SFEBES2018 ePoster Presentations Clinical practice, governance & case reports (22 abstracts)
Imperial College Healthcare NHS Trust, London, UK.
A 57-year-old woman with poorly controlled type 2 diabetes (HbA1c 148 mmol/mol) presented acutely with lower back pain, in the absence of trauma. Her WHO performance status score was 2. 18 months earlier she had developed a left fifth toe ulcer, resulting in left forefoot amputation six months later which had not healed. She had also developed a neuropathic ulcer in her right hallux, complicated by osteomyelitis. Despite excellent peripheral vasculature, conservative therapy with antibiotics had failed to achieve healing. She defaulted from the diabetic foot service and concordance with antibiotic therapy was not optimal. On admission, she was septic with acute renal failure and profound metabolic acidosis. Her residual amputation wound site revealed soft tissue infection. Examination demonstrated lumbar vertebral tenderness, bilateral lower limb weakness and absent reflexes. She required inotropic support in the high dependency unit. Chest X-ray and urine cultures were negative.
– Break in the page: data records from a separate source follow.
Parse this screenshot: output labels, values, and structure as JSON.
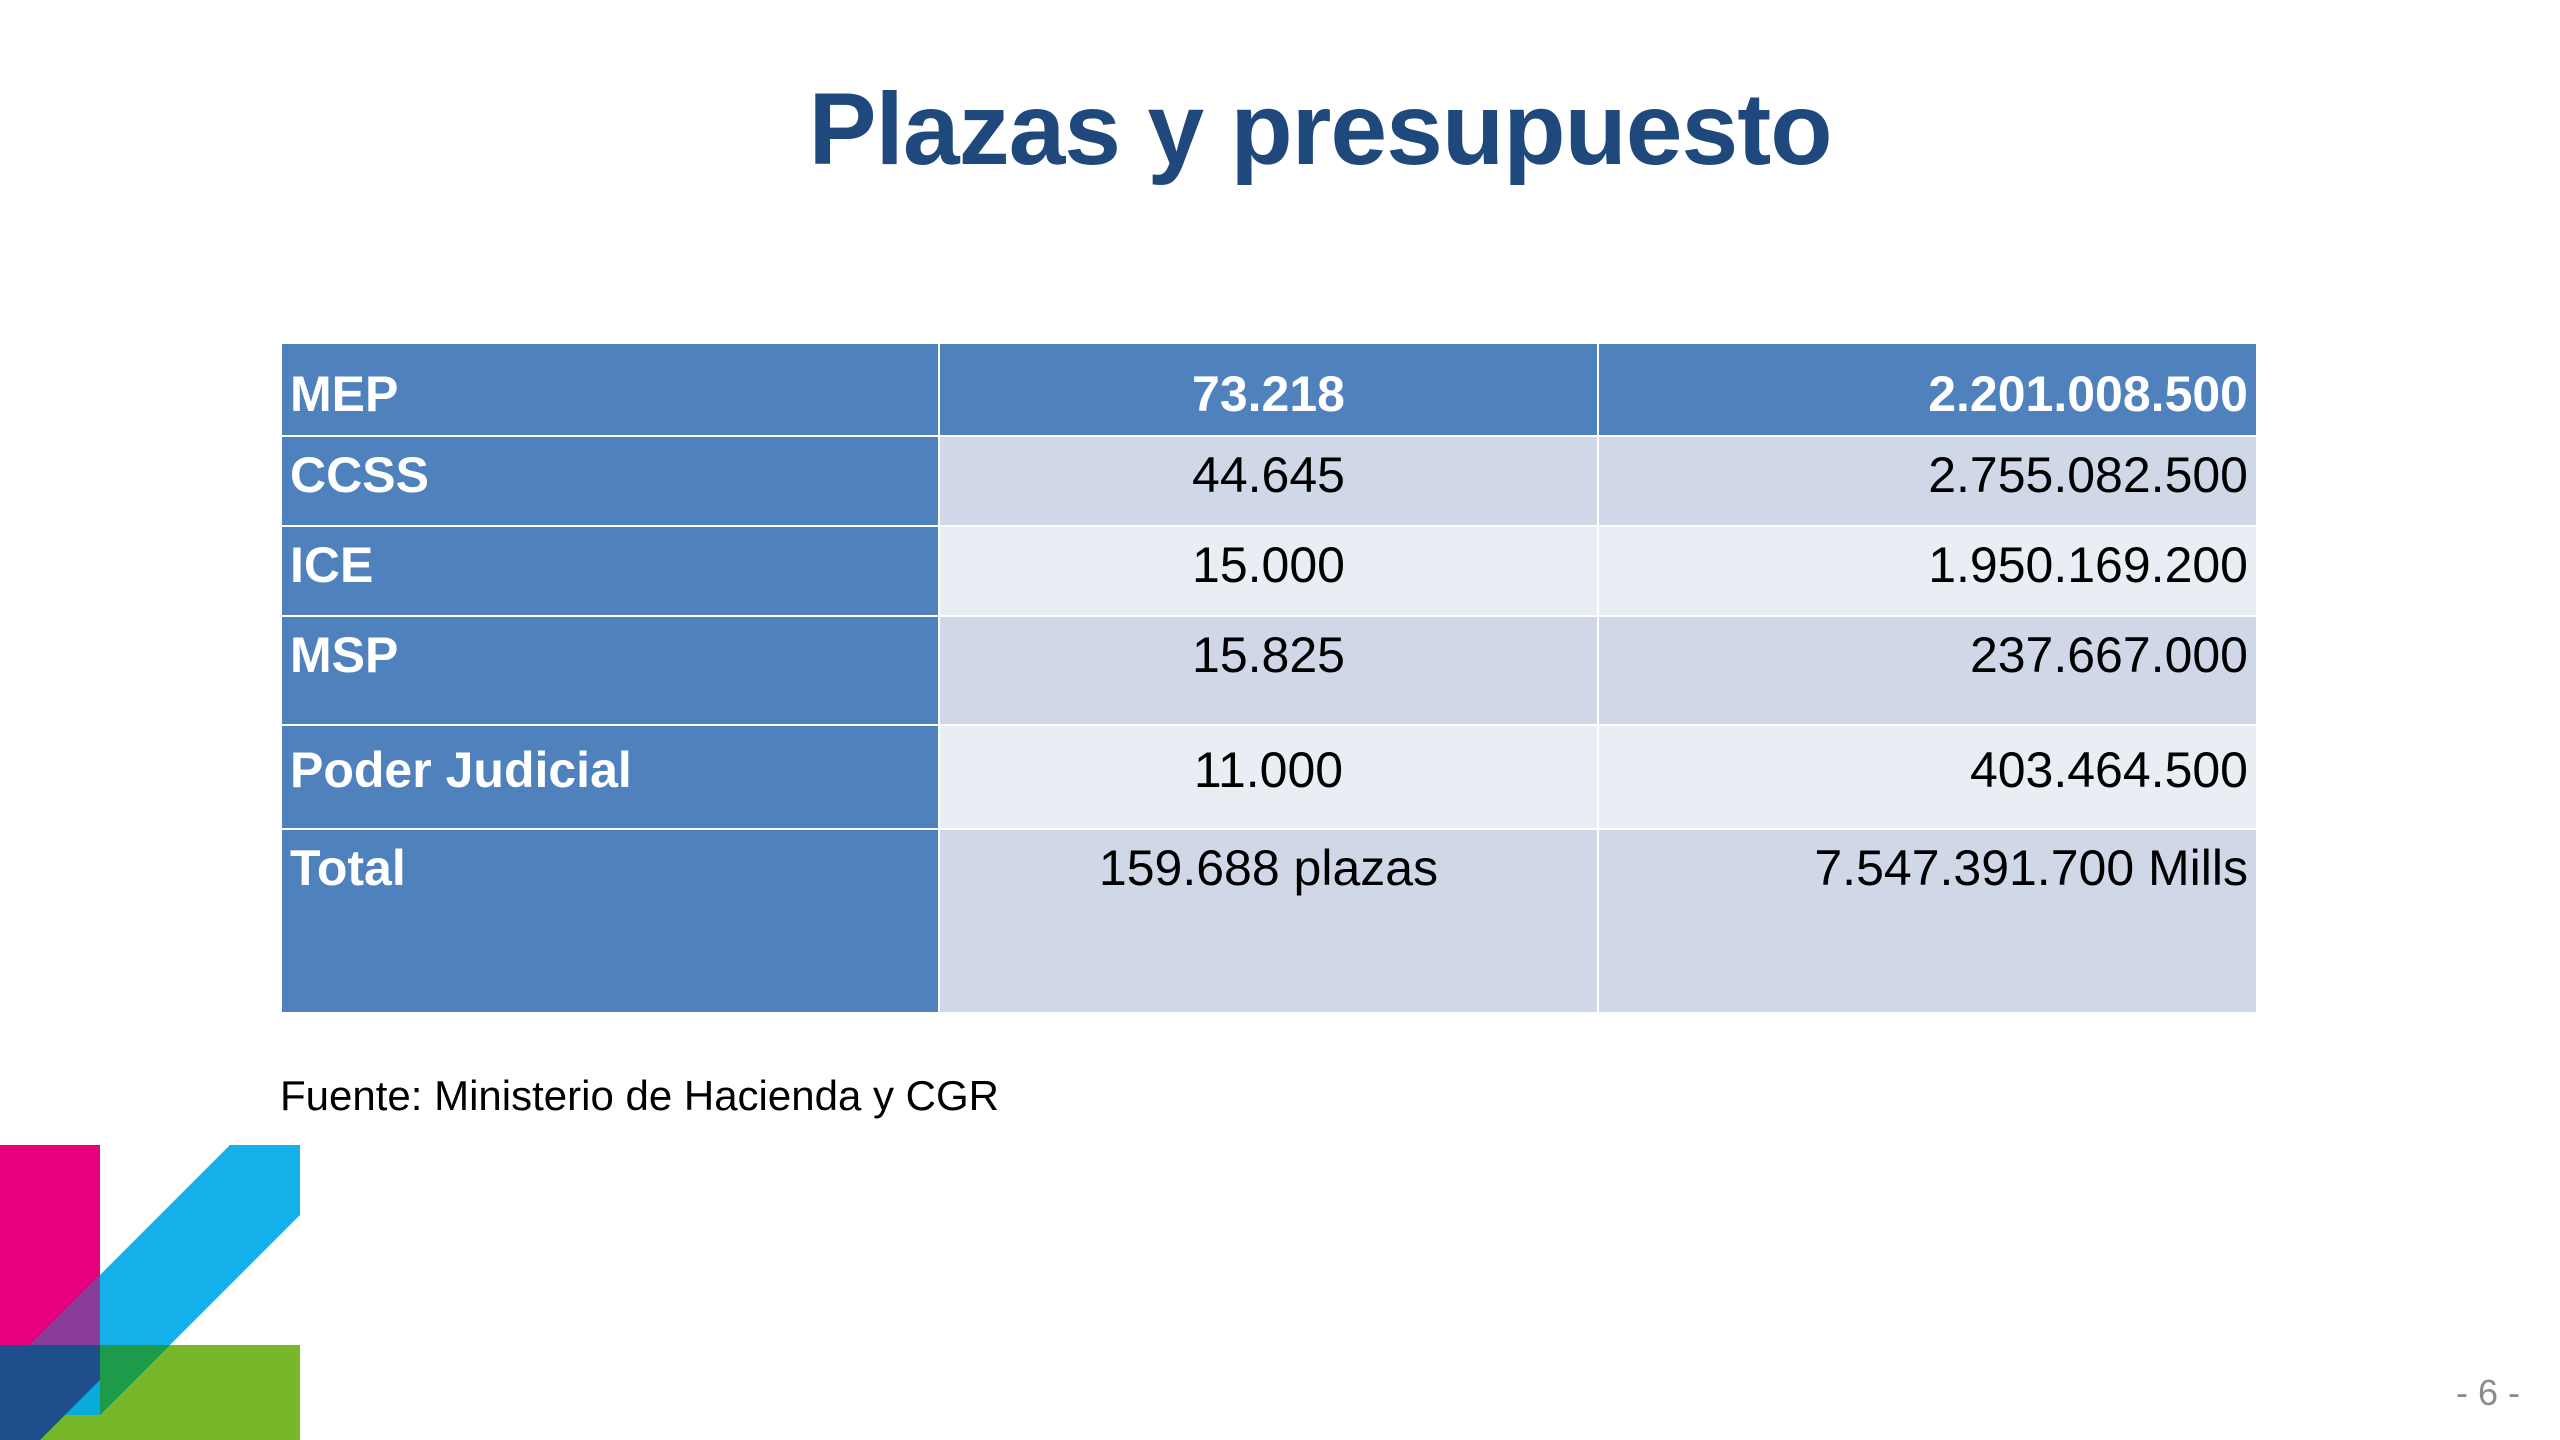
{
  "slide": {
    "title": "Plazas y presupuesto",
    "source": "Fuente: Ministerio de Hacienda y CGR",
    "page_number": "- 6 -"
  },
  "table": {
    "rows": [
      {
        "name": "MEP",
        "plazas": "73.218",
        "presupuesto": "2.201.008.500"
      },
      {
        "name": "CCSS",
        "plazas": "44.645",
        "presupuesto": "2.755.082.500"
      },
      {
        "name": "ICE",
        "plazas": "15.000",
        "presupuesto": "1.950.169.200"
      },
      {
        "name": "MSP",
        "plazas": "15.825",
        "presupuesto": "237.667.000"
      },
      {
        "name": "Poder Judicial",
        "plazas": "11.000",
        "presupuesto": "403.464.500"
      },
      {
        "name": "Total",
        "plazas": "159.688 plazas",
        "presupuesto": "7.547.391.700 Mills"
      }
    ]
  },
  "colors": {
    "title": "#1f497d",
    "header_fill": "#4f81bd",
    "band_dark": "#d0d8e8",
    "band_light": "#e9edf4",
    "logo_magenta": "#e6007e",
    "logo_cyan": "#00a9e8",
    "logo_green": "#76b82a",
    "logo_navy": "#1f4e8c"
  },
  "logo": {
    "icon": "institutional-logo-icon"
  }
}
Blood cultures grew group β-haemolytic streptococcus. Spine MRI confirmed L3/L4 and L4/L5 discitis, with adjacent vertebral end-plate oedema. Additionally, she had a posterior epidural collection with canal compression extending from T12 to L4. She was managed conservatively with Meropenem, as neurosurgical intervention was deemed to carry significant mortality risk. Despite prolonged antibiotic therapy, she died in hospital three months later. Spondylodiscitis with epidural abscess can result from haematogenous seeding and diabetic foot disease can be the primary focus of infection. It presents clinically with back pain fever or neurological signs can be present or absent. The most common microorganism implicated in spondylodiscitis is Staphylococcus aureus but Streptococci are also common. Here, the only likely primary focus identified clinically was her infected diabetes foot ulcer. Clinician awareness for early diagnosis and management of spondylodicsitis, following haematological seeding from diabetic foot disease, is crucial to improve clinical outcomes.